Friday, May 1, 2015

Curse of the Swamp witch.

so lets begin a story about the ridiculous attrocity that i have begun to call a love life or lack there of. I am still begrudgingly single and the prospects that i do end up having strong feelings for are less then great.the loneliness of small town Tujunga is violently depressing and the sadness seeps into my bones.hope is the cruelest tool of all. the hope to leave. the hope to escape this Purgatory, the hope to love and be loved. the hope for friends who don't just use me as a free therapist. my tiny little heart continues to pour out hopes upon hopes.the worst phrase of all is "one day." or "maybe." or "next year." or "soon." I continue to cling to this thread that there is a way out of here if I work hard enough if I push hard enough, if I try. The sick part is I can't give up even though I want to. I wish I could be hopeless and leave all my dreams to die in the desert like Tujunga sun. it is basically like I am in a vaccum , drowning in eternal indifference.  and I have to go to work tomorrow and deal with these jerk offs who know everything except  how to treat people like human beings. it's a fucking zoo.
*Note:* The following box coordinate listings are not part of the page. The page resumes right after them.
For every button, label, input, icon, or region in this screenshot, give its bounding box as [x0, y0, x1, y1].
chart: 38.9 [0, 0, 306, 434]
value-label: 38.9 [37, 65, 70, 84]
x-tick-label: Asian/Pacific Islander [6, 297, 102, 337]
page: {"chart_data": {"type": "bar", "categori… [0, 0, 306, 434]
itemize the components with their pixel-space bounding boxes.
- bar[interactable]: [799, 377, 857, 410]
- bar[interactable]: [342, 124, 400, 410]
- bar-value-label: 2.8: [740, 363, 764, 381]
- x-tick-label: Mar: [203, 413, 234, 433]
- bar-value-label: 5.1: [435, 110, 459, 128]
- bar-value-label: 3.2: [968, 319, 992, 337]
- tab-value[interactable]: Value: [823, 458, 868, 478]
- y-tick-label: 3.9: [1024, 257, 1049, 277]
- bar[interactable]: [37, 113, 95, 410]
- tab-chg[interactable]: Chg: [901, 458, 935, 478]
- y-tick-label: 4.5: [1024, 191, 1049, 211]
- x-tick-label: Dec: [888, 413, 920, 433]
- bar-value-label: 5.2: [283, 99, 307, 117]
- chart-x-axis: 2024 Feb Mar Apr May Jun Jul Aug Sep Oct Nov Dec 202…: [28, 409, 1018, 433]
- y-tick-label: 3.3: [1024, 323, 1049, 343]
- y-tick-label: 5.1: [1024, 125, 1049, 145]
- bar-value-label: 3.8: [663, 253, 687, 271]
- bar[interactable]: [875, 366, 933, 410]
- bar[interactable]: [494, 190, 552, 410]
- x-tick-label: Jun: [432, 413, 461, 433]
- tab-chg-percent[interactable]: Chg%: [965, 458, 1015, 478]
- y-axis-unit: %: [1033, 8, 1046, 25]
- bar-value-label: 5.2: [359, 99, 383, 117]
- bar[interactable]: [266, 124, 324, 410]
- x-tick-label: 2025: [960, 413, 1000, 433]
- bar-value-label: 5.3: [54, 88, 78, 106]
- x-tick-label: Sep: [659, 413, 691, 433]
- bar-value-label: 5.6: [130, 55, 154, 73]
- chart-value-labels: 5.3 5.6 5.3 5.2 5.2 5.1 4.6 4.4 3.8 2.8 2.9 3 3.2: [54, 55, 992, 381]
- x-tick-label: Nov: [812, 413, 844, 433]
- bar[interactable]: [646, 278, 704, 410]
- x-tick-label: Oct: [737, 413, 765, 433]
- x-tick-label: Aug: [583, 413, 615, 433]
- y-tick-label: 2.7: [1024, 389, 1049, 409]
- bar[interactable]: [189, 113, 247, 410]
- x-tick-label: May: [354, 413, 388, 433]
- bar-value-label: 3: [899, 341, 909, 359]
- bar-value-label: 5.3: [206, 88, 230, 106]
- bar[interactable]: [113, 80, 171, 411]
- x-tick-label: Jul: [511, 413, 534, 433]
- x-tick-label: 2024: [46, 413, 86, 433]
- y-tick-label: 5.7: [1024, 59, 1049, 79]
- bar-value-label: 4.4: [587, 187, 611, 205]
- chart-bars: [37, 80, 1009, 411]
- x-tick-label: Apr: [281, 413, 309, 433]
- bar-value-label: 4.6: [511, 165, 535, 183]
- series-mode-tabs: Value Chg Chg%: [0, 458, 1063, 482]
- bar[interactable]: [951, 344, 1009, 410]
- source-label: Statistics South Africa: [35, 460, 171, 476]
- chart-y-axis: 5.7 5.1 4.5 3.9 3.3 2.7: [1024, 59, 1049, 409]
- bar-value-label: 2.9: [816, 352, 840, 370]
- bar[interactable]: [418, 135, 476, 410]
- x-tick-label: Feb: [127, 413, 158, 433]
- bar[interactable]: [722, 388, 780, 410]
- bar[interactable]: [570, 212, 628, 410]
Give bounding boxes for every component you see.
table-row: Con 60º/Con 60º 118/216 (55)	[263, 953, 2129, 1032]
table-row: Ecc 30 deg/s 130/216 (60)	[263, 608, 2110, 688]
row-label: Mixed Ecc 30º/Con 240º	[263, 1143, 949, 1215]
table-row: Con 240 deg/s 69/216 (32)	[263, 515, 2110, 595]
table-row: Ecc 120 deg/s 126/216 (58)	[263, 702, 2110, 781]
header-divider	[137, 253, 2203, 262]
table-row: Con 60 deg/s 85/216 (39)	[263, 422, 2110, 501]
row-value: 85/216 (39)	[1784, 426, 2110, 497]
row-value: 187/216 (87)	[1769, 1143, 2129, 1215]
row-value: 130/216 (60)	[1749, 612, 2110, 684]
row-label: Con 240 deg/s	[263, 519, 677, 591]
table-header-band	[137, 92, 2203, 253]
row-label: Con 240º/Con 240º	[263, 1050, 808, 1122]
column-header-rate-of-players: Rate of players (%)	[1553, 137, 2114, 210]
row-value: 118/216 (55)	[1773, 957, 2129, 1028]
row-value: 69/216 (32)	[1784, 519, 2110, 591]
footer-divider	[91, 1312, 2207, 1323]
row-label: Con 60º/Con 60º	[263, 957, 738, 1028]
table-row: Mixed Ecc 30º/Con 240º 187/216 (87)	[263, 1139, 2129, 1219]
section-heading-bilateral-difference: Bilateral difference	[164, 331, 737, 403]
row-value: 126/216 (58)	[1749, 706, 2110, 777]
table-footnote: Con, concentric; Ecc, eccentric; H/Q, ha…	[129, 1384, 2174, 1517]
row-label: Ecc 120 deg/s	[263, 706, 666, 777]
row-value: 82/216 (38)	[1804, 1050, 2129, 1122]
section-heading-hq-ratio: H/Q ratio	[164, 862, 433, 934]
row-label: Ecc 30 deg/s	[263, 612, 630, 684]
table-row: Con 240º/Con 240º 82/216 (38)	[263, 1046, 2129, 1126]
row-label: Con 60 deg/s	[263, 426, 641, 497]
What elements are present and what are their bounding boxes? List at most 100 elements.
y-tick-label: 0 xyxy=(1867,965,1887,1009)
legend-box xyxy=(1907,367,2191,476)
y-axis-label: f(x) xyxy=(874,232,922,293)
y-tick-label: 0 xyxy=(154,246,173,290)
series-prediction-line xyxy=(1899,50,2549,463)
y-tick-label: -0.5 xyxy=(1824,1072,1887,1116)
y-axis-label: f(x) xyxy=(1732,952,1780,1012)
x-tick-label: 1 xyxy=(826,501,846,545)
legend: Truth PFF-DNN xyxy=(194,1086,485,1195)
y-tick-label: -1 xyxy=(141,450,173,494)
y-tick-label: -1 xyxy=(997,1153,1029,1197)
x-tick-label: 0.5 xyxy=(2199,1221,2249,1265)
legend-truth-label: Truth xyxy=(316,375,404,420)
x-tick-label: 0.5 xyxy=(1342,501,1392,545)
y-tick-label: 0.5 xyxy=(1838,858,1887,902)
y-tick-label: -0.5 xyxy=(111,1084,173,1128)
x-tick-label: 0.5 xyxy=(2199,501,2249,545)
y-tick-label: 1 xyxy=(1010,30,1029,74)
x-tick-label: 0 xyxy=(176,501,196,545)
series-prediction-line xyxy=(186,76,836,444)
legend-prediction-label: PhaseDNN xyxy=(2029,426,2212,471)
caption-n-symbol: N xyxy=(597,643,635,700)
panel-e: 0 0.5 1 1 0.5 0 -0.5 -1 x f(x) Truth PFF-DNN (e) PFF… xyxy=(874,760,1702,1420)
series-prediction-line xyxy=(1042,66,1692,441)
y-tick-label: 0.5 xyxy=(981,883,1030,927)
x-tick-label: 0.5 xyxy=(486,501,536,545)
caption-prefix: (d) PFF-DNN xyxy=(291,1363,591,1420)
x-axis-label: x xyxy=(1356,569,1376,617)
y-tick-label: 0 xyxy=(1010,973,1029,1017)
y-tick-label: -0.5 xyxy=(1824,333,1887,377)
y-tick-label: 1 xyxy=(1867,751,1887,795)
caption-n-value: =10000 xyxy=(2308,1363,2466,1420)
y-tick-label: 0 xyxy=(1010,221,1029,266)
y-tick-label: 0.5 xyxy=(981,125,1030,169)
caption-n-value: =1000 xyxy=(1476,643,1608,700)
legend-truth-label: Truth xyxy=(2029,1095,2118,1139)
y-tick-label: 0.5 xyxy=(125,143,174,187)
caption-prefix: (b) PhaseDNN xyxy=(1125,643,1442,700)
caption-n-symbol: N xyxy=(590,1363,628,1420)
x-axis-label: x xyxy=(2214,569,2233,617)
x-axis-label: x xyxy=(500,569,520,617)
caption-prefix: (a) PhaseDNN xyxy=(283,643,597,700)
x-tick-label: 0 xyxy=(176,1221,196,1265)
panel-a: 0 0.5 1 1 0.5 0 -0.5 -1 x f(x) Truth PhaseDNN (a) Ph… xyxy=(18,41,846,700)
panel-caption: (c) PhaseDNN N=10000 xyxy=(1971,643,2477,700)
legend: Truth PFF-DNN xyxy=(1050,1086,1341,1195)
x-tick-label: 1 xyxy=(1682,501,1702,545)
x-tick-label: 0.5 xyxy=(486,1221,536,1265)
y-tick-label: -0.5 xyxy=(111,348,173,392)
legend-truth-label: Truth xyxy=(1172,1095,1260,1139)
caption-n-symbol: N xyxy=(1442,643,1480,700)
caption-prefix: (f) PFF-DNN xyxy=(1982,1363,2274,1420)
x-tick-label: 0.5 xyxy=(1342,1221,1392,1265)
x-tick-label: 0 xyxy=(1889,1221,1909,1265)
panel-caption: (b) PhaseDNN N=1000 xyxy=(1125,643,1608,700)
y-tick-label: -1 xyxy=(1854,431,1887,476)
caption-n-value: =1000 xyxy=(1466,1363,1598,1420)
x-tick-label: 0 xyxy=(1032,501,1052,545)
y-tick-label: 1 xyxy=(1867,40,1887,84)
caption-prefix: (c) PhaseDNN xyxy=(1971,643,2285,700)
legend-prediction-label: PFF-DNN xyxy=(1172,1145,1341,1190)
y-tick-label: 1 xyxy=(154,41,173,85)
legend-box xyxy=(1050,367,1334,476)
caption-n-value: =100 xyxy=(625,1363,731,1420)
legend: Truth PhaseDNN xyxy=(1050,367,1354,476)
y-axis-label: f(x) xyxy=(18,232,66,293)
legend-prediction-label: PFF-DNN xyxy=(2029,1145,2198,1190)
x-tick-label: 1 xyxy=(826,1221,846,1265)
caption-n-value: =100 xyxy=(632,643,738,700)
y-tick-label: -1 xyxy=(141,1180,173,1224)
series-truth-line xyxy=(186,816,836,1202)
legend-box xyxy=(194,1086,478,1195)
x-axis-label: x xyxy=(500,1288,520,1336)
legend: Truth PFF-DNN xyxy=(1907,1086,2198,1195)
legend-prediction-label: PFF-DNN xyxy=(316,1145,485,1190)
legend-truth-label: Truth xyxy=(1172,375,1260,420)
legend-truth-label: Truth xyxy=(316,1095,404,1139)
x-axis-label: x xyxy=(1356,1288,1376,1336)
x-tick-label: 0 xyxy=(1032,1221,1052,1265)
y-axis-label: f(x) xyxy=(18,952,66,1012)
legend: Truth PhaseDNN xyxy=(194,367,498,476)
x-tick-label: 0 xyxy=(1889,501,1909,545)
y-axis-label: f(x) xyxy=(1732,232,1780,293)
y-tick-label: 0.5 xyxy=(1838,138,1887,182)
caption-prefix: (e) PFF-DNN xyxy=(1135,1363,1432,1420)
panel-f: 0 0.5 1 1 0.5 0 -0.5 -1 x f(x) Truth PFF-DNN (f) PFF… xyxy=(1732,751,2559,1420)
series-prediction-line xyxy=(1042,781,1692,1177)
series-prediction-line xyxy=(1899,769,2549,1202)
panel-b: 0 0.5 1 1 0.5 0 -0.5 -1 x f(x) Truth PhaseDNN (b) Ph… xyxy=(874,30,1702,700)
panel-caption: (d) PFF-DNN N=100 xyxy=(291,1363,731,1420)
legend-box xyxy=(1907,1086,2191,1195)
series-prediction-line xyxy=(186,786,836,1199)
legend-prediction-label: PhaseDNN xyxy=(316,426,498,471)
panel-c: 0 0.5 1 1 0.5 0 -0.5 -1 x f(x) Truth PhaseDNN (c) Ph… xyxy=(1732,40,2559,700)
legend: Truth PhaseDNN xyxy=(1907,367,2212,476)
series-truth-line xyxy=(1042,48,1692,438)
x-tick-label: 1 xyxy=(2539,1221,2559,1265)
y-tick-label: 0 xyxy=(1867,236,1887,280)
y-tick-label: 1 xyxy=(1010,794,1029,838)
I don't have much to write about today because all i am capable of is complaining. Maybe i'm just restless because my period is close at hand.I still cant shake the hope that one day I will claw my way out of here and I will be out of this desert hell and I will live some where where all the flowers aren't coming out of concrete and the air isn't hot and scratchy against my skin. I will be able to say that I had gotten away and that I was the one that got out.there is a way. I know there is.